Some coins in the industry have successfully done this. When it comes to the DeFi field, I think of Uniswap. Despite the royalty attack, OpenSea remains relevant. The tail end of the venture capital universe is a big bet on how and when attention and capital will flow.

The only way to escape an unhealthy reliance on investor or speculator capital is to tap into the purest form of capital available to all businesses, the attention of their customers. As VC funding shrinks, more and more startups (and protocols) will have to find users who care about their products.

The most relevant example I found is Manifold.xyz. This product focuses on helping creators mint NFTs with relative ease. According to TokenTerminal, their fees exceeded $1 million last month. Is it performing well? maybe not. Is it relevant in the current market? Absolutely.

One thing I find common among many players who have successfully navigated market cycles is their first-mover advantage. This is a recurring story.

Small teams enter an industry when market sentiment is at its peak. They see the market shrinking. Typically fewer than five players are willing to continue building as the competition leaves. They are the ones most likely to scale when attention and capital return. Viewed through this lens, the narratives that big investors are abandoning are the ones you should be a part of as long as you can survive.

A while ago, being part of Web3 was cool, now it might feel awkward to mention that you work in this industry. Teams feel the need to make up statistics to stay relevant. We often see founders exaggerating their products through airdrops and driving transaction volume.


For founders, this is a survival note.

  • Understand the difference between a VC betting on the narrative and a VC digging deep into your sector.

  • Early entry into the market is a moat in itself. But it also means it can take months or more before someone becomes convinced of your product. Much of your pitch will be an investor education session. This is both a blessing and a curse.

  • In a market where all peers are failing, survival is the end game. Keeping expenses to a minimum to survive is usually the right thing to do.

  • Consumer attention often precedes investor dollars. Talking to users helps iterate on the product before pitching it to investors.

  • If product-market fit cannot be found within a meaningful timeframe, it makes sense to wind down the business.

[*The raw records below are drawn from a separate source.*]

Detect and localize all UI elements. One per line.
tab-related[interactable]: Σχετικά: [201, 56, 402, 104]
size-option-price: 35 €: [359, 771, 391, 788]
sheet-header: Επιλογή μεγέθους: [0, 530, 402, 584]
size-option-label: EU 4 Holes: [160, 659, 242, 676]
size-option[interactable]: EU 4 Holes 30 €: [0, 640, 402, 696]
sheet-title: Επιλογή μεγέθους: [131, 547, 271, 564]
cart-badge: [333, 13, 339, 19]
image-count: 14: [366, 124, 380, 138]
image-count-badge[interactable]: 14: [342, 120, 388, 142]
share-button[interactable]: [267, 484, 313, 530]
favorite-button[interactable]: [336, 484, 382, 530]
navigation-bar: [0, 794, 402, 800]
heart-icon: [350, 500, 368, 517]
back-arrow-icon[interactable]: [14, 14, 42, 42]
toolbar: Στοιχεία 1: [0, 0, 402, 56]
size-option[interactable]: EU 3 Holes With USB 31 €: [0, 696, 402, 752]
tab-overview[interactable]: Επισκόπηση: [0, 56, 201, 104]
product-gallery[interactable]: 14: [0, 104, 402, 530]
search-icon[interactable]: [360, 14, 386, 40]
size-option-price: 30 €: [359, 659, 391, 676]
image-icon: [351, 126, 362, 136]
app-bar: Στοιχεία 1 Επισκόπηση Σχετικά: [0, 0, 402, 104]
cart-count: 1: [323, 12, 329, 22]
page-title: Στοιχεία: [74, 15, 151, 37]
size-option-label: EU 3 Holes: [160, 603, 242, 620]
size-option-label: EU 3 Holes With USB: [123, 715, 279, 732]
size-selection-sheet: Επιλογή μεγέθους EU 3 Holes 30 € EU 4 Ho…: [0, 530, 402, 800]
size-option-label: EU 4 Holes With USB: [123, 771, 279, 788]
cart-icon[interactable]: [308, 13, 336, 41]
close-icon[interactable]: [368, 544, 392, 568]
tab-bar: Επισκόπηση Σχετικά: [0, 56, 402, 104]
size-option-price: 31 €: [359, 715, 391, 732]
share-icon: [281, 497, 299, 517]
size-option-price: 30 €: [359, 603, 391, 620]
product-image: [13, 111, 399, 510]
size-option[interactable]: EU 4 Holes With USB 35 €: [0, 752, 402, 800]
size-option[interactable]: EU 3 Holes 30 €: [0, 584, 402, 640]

Given that the crypto market is a very liquid market, investing (time or money) requires understanding where you are in the narrative. The pitfall usually lies in spending years on a collapsing sector. Personally, I dont think the Web3 game is over. Its story is still being written by countless founders who still believe in the sector.

The pitfall is confusing public market price action with private market investment opportunities. By the time the product hits the market, the narrative may be dead. Subsequent financing may disappear. Consumers may not care. This is an uphill battle that many founders will have to face in the coming quarters.